文学ファイター

「犯人はお前だ!!」そう言って刑事さんは自分自身を指さした。自首だった。

犯人はお前だ!

刑事ドラマとか探偵ドラマってあるじゃないですか。

あれ、ストーリー練られていて面白いんですけど、最終的に関係者集めて「犯人はこの中にいます」「えっ!?犯人は一体誰なんですか!?」「まぁ、順序良く説明していきましょう。まず、第一の事件。これは……」

ちょっと待てと。もしですよ?仮に実際に事件が起きたとして謎を解いた刑事さんや探偵さんは本当に皆の前で自分の推理を披露するだろうか?しないだろ!直に犯人に向かって「あなたが犯人ですね」ですよ、実際は。ストレートに名指しですよ。で、別に皆の前で推理を披露せずに、刑事さんだけに「ここがこういうわけですよ」みたいに言うと思うんですよ。

つまり、リアリティを追求すると最終的にドラマは探偵が、「刑事さん、犯人はあの人ですよ!」って言って、刑事さんと探偵さんだけが「なるほどねー」って言いながら証拠と謎をすり合わせていって、逮捕状ですよ。巻き込まれた人達は、最終的に、「え?結局、どうやったの?あの密室殺人」って思いながらも「いやー。素人さんには教えることは出来ませんよー。ははは」みたいに言われて。なんやかんや探偵と刑事さんの中でだけ事件解決。残された遺族は深い悲しみと、結局手口はどうやったんだという謎を残し、エンドロールですよ。

だってですよ?仮に自分が事件に巻き込まれたとして偶然探偵さんがいて、しかも最終的に探偵さんが自分達を集めて、「皆さん、犯人が分かりました。まず――」とか始めたら。心の中では、「うわー。映画みたい!」っていうワクワク感とともに、「ぷ」って吹き出したくなると思うんですよ。「映画じゃないんだから!」というツッコミがしたくなると思うんですよ。っていうか最終的に、「知らねーよ。そっちで勝手に刑事に言って処理しろよ」っ思うと思うんですよ。

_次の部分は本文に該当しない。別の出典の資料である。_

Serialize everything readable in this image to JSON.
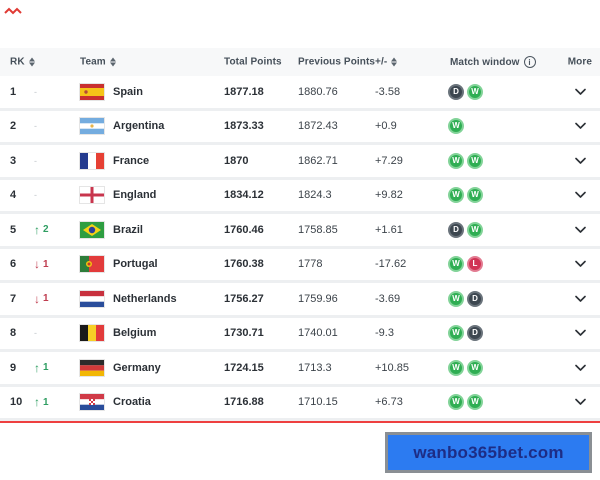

で、それがマスコミとかに伝わったら「不謹慎!死者を弄ぶ探偵。自分の推理を嬉々として人前で披露!」とかワーワー非難されて。で、「お前らマスコミだって人の不幸を喰い物にする商売やってるだろ!」ってネットで叩かれて。ネットとマスコミの確執が深まる!

ごめん。話が逸れた。で。仮に。仮にですよ。自分が事件に巻き込まれたとして。人前で推理を披露しなければならない状況ってどんな時か?「おれ、超カッコイー!!って思われたい!!」とかいう論理的じゃない理由抜きで。

で。やっぱり。自分の推理に自信が無いとき。これですよ。「たぶん、Aさんか、Bさんなんだよねー」どっちかなんだけど……。Aさんがもし犯人なら、こういうトリックを使ったって説明できる。仮に、Bさんが犯人だったとしても、こういう推理で説明できる。でも、犯人は単独犯の可能性が高い。くそーっ!!どっちだ!?みたいなとき。

とりあえず、人を集めて「皆さん。犯人が分かりました」と、さも真犯人が分かったふりをする。で、とりあえず確実に判明できた謎だけ、謎解きをしつつ、AさんとBさんの動揺度を探る。で、謎解きをしてるとAさんが顔を真っ赤にしだして、目がやけに涙目。この反応……犯人確実にAさんだろ(笑)。あとは、Aさんが犯人だった場合のほうの推理を披露して、事件は無事解決!刑事さんにも感謝され、うはうは!

三年後、Aさんの冤罪と、真犯人はBさんということが判明し、出所したAさんに糾弾され、マスコミもこぞって記事にする。親に勘当され、失意のうちに俺は殺される!被害者は俺!犯人も俺!自殺やん。